Lady Chatterley's Lover Chapter 4 Summary

  • Have you ever gone out with someone even though you know the relationship is doomed? Yeah, us too—and Connie, as it turns out. 
  • She knows that her little affair with Michaelis isn't going anywhere, because he's completely incapable of sustaining a relationship. There may be plenty of fish in the sea, but most of them are fish you wouldn't want to bother eating. (Or having sex with, presumably.)
  • Meanwhile, Clifford is getting rich and famous. His friends come visit him, and, between playing video games and drinking beer, they talk about sex. You know, like guys do.
  • There are three in particular: astronomer Charles May, officer Tommy Dukes, and writer Arnold Hammond. 
  • All of them agree that what you do in bed is your own business—and maybe the business of the person you're in bed with, but not necessarily. As Hammond puts it: you don't follow someone into the bathroom, so why would you follow him into his bedroom?
  • Charles gets a little nasty and asks if Hammond wouldn't mind if he started flirting with Hammond's wife, Julia, since it's all supposed to be so private. (Um, Charles actually did flirt with Hammond's wife, so it's not a totally innocent question.) Hammond flatteringly compares Charles flirting with Julia to Charles "urinat[ing] in a corner of [his] drawing-room" (4.9). 
  • Things start to get ugly when Tommy jumps in. He's got ideas from being in the army, and he says that the big problem with the world today is that individuality is over-developed.
  • Everyone's obsessed with success, and men think that having a nice little wife will help them be successful. (Probably true: if someone else is doing all the housework, you've got a lot more time to write your plays.) 
  • May admits that money makes the world go 'round, but he also thinks that we make way too big a deal out of sex. Really, what's the difference between talking and having sex? (Um, we can think of a few.) 
  • This argument goes on for a while, with May insisting that sex is a normal biological function and he'd no sooner go without—or overdo it—than he'd starve himself or gorge himself on food, and Hammond snidely comparing him to a rabbit. 

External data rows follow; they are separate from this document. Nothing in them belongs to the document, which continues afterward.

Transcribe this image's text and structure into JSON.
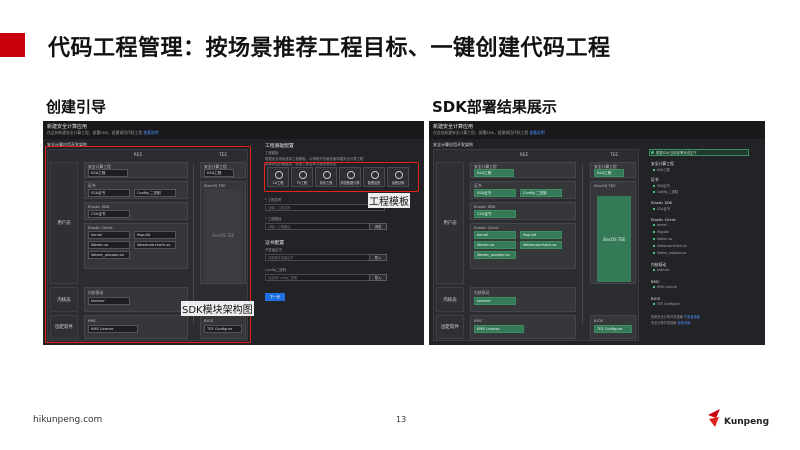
{
  "slide": {
    "title": "代码工程管理：按场景推荐工程目标、一键创建代码工程",
    "left_section_title": "创建引导",
    "right_section_title": "SDK部署结果展示",
    "page_number": "13",
    "footer_url": "hikunpeng.com",
    "brand": "Kunpeng",
    "accent_color": "#c7000b"
  },
  "annotations": {
    "sdk_arch": "SDK模块架构图",
    "template": "工程模板"
  },
  "app": {
    "title": "新建安全计算应用",
    "subtitle": "在此处新建安全计算工程，部署SDK，组建调用代码工程 ",
    "subtitle_link": "查看说明",
    "sdk_arch_title": "安全计算应用开发架构",
    "col_ree": "REE",
    "col_tee": "TEE",
    "row_user": "用户态",
    "row_kernel": "内核态",
    "row_firmware": "固定软件",
    "cards": {
      "ree_sdk_label": "安全计算工程",
      "ree_sdk_chip": "KSA工程",
      "cert_label": "证书",
      "cert_chip1": "SSA证书",
      "cert_chip2": "Config-二进制",
      "elastic_label": "Elastic SDK",
      "elastic_chip": "CSA证书",
      "client_label": "Elastic Client",
      "client_chips": [
        "kernel",
        "lfsguild",
        "libteec.so",
        "libteecxorcheck.so",
        "libteec_adaptor.so"
      ],
      "tee_sdk_label": "安全计算工程",
      "tee_sdk_chip": "KSA工程",
      "tee_os_label": "iSecOS TEE",
      "tee_os_text": "iSecOS TEE",
      "kernel_label": "内核驱动",
      "kernel_chip": "tzdriver",
      "bmc_label": "BMC",
      "bmc_chip": "KMS License",
      "bios_label": "BIOS",
      "bios_chip": "TEE Configure"
    },
    "right_panel": {
      "title": "工程基础配置",
      "subtitle": "工程模板",
      "hint1": "根据安全场景选择工程模板，以帮助开发者快速构建安全计算工程",
      "hint2": "选择对应的模板后，配置工程名称与路径等信息",
      "templates": [
        "CA工程",
        "TA工程",
        "双向工程",
        "机密数据计算",
        "数据加密",
        "远程证明"
      ],
      "name_label": "* 工程名称",
      "name_placeholder": "请输入工程名称",
      "path_label": "* 工程路径",
      "path_placeholder": "请输入工程路径",
      "path_button": "浏览",
      "cert_cfg_title": "证书配置",
      "cert_label": "开发者证书",
      "cert_placeholder": "请选择开发者证书",
      "cert_button": "导入",
      "config_label": "Config二进制",
      "config_placeholder": "请选择Config二进制",
      "config_button": "导入",
      "next_button": "下一步"
    },
    "results": {
      "banner": "根据SDK当前部署状态如下",
      "secure_sdk": "安全计算工程",
      "secure_items": [
        "KSA工程"
      ],
      "cert": "证书",
      "cert_items": [
        "SSA证书",
        "Config-二进制"
      ],
      "elastic_sdk": "Elastic SDK",
      "elastic_items": [
        "CSA证书"
      ],
      "client": "Elastic Client",
      "client_items": [
        "kernel",
        "lfsguild",
        "libteec.so",
        "libteecxorcheck.so",
        "libteec_adaptor.so"
      ],
      "kernel": "内核驱动",
      "kernel_items": [
        "tzdriver"
      ],
      "bmc": "BMC",
      "bmc_items": [
        "KMS License"
      ],
      "bios": "BIOS",
      "bios_items": [
        "TEE Configure"
      ],
      "link1": "查看安全计算开发指南 ",
      "link1_a": "开发者指南",
      "link2": "安全计算开发指南 ",
      "link2_a": "查看详细"
    }
  }
}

  • Tommy Dukes interrupts to point out that sex and talking are at least similar: you can't do one without having some interest in the other person. 
  • May one-ups him with an etiquette lesson:if you're interested in a girl, it's really only polite to sleep with her. 
  • The bickering goes on, and finally they remember Clifford. What does he think? 
  • Clifford thinks that sex "perfects the intimacy" between two people (4.38), and you can practically hear Connie rolling her eyes. She's been sitting there silent the whole time with her sewing, all proper and lady-like and keeping the party from being a big sausage fest. She likes listening to them talk. It's like a big orgy, only with words instead of sex, and it never really gets anywhere. 
  • Of course they don't just talk about sex; sometimes they move on to love. Tommy Dukes really shines on love. He lays into intellectuals for being mean-spirited and turning on each other behind each other's backs—himself most of all. 
  • There's a new guy, Berry, and he makes the mistake of trying to join the conversation. Dukes just laughs at him and keeps going in a long speech.Here's his main point: if you're all brain and no body, you'll wither up and die like a "plucked apple" (4.57). 
  • Berry interrupts again with a total non-sequitur, wanting to know what everyone thinks of Bolshevism (the kind of socialism that had taken power in Russia and made it into the USSR). No one thinks much of socialism. They pretty much agree that Bolshevism turns you into a man-machine so you lose all your individuality in hating the bourgeois.
  • In other words, modern people might think too much about themselves, but the answer isn't socialism.
    Berry, who seems to have as much trouble following the conversation as we do, pipes up with another non-sequitur: what about love?
  • What about it, Tommy asks? No way. He believes in four things: compassion (having a good heart), manliness ("a chirpy penis"), intelligence, and "the courage to say 'shit!' in front of a lady" (4.80). Unfortunately, he's 0 for 4 on that front.
  • Finally Connie decides to speak up and defend her sex, saying that there are nice women in the world. The men get their turn to roll their eyes, and Dukes insists that the best thing is just to avoid women all together—to stay pure.